NCB comments: AAH urges caution
WASHINGTON - In 20 tightly packed pages of comments submitted to CMS last week, AAHomecare raised plenty of concerns over Medicare's plan to implement competitive bidding for durable medical equipment.
Of utmost importance: CMS should revise its timeline to make sure it has time to do all that's required by year's end.
Among other things, CMS must select accrediting bodies, publish product categories, evaluate bids and educate beneficiaries and referral sources.
"This timeline is aggressive in light of the many critical steps that remain to be done," states the letter addressed to CMS Administrator Mark McClellan.
The industry had until June 30 to submit comments on CMS's 203-page proposal for competitive bidding. The proposal was published in the Federal Register May 1.
With so much unexplained, AAHomecare urged CMS to provide the industry with another opportunity to submit comments. Once CMS has published more information, it should issue an interim final rule and request a meeting of the Program Advisory and Oversight Committee (PAOC) on competitive bidding.
AAHomecare also made the following comments:
- Establishing the Competitive Bidding Area--CMS has no authority to extend competitive bidding areas outside an MSA in 2007 and 2009. The MMA clearly states that the competitive acquisition areas will be established in an MSA. Moreover, including a patchwork of areas within a competitive bidding area will make it difficult for contract suppliers to administer competitive bidding from an operations perspective.

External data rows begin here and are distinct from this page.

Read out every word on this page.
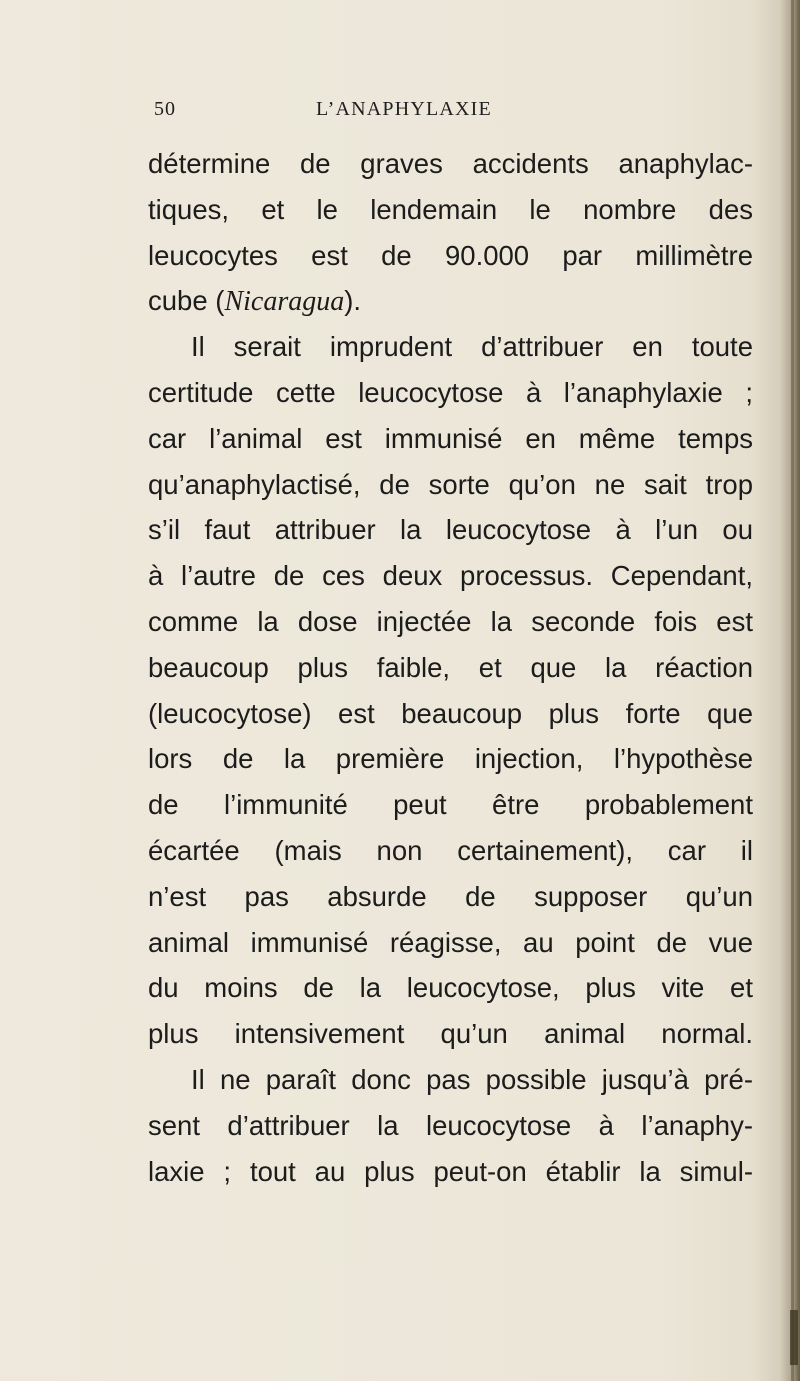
50	L’ANAPHYLAXIE
détermine de graves accidents anaphylac-
tiques, et le lendemain le nombre des
leucocytes est de 90.000 par millimètre
cube (Nicaragua).
Il serait imprudent d’attribuer en toute
certitude cette leucocytose à l’anaphylaxie ;
car l’animal est immunisé en même temps
qu’anaphylactisé, de sorte qu’on ne sait trop
s’il faut attribuer la leucocytose à l’un ou
à l’autre de ces deux processus. Cependant,
comme la dose injectée la seconde fois est
beaucoup plus faible, et que la réaction
(leucocytose) est beaucoup plus forte que
lors de la première injection, l’hypothèse
de l’immunité peut être probablement
écartée (mais non certainement), car il
n’est pas absurde de supposer qu’un
animal immunisé réagisse, au point de vue
du moins de la leucocytose, plus vite et
plus intensivement qu’un animal normal.
Il ne paraît donc pas possible jusqu’à pré-
sent d’attribuer la leucocytose à l’anaphy-
laxie ; tout au plus peut-on établir la simul-
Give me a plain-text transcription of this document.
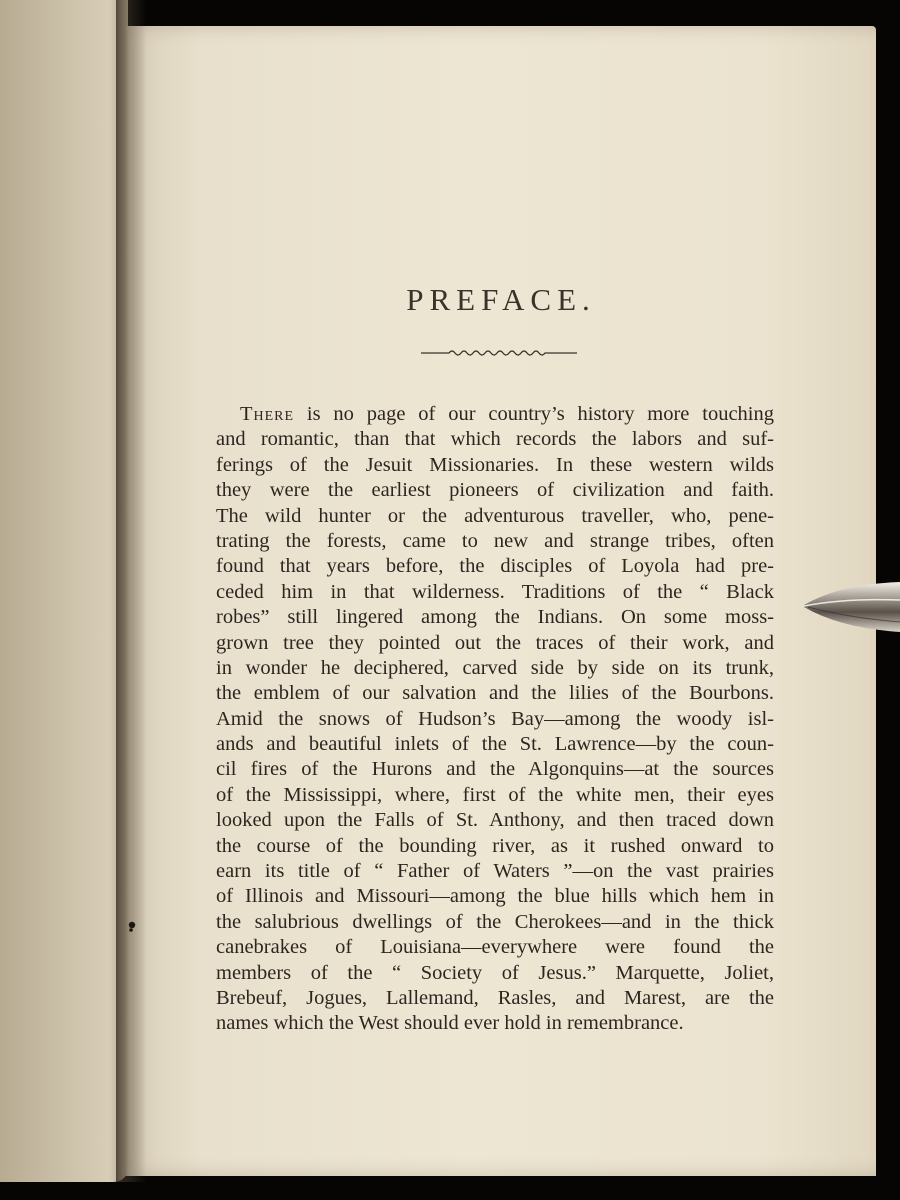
PREFACE.
There is no page of our country’s history more touching
and romantic, than that which records the labors and suf-
ferings of the Jesuit Missionaries. In these western wilds
they were the earliest pioneers of civilization and faith.
The wild hunter or the adventurous traveller, who, pene-
trating the forests, came to new and strange tribes, often
found that years before, the disciples of Loyola had pre-
ceded him in that wilderness. Traditions of the “ Black
robes” still lingered among the Indians. On some moss-
grown tree they pointed out the traces of their work, and
in wonder he deciphered, carved side by side on its trunk,
the emblem of our salvation and the lilies of the Bourbons.
Amid the snows of Hudson’s Bay—among the woody isl-
ands and beautiful inlets of the St. Lawrence—by the coun-
cil fires of the Hurons and the Algonquins—at the sources
of the Mississippi, where, first of the white men, their eyes
looked upon the Falls of St. Anthony, and then traced down
the course of the bounding river, as it rushed onward to
earn its title of “ Father of Waters ”—on the vast prairies
of Illinois and Missouri—among the blue hills which hem in
the salubrious dwellings of the Cherokees—and in the thick
canebrakes of Louisiana—everywhere were found the
members of the “ Society of Jesus.” Marquette, Joliet,
Brebeuf, Jogues, Lallemand, Rasles, and Marest, are the
names which the West should ever hold in remembrance.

- Quality Standards and Accreditation--The NPRM states that CMS will allow a "grace period" during which unaccredited providers can participate in the bidding process. If it fails to get accredited during the grace period, the bidder will loose its contract supplier status. Whether a supplier is accredited influences its bid amount inasmuch as accredited suppliers must bear the cost of complying with the quality standards. These costs are unknown until CMS publishes final quality standards. Consequently, unaccredited suppliers who lack experience with accreditation will not be able to accurately project those costs, skewing the pivotal bid point and the median bid downward.
- Market and supplier capacity--Under the methodology proposed in the NPRM, CMS would array the composite bids from lowest to highest and count up from the bottom until it identifies the point where the bidders' cumulative capacity is sufficient to service the MSA. This will be the winning, or "pivotal" bid. This methodology does not include any mechanism to "rationalize" the bids to ensure that there are no unreasonably low bids. Although competitive bidding is premised on the theory that suppliers will submit their "best bid," in fact there will be suppliers with small individual capacity who may submit a very low bid speculating that they will end up in the winning bid range based on other bidders' capacity.
- Rebate program--CMS's proposal to allow contract suppliers to offer rebates fundamentally conflicts with the longstanding rationale underlying the prohibitions on inducements and kickbacks in federal healthcare programs. This type of activity distorts patient decision making and undermines true competition among healthcare providers.
- Impact analysis--We believe that CMS has minimized the impact of competitive bidding on beneficiaries and small businesses. Competitive bidding will force about half of the current suppliers to go out of business.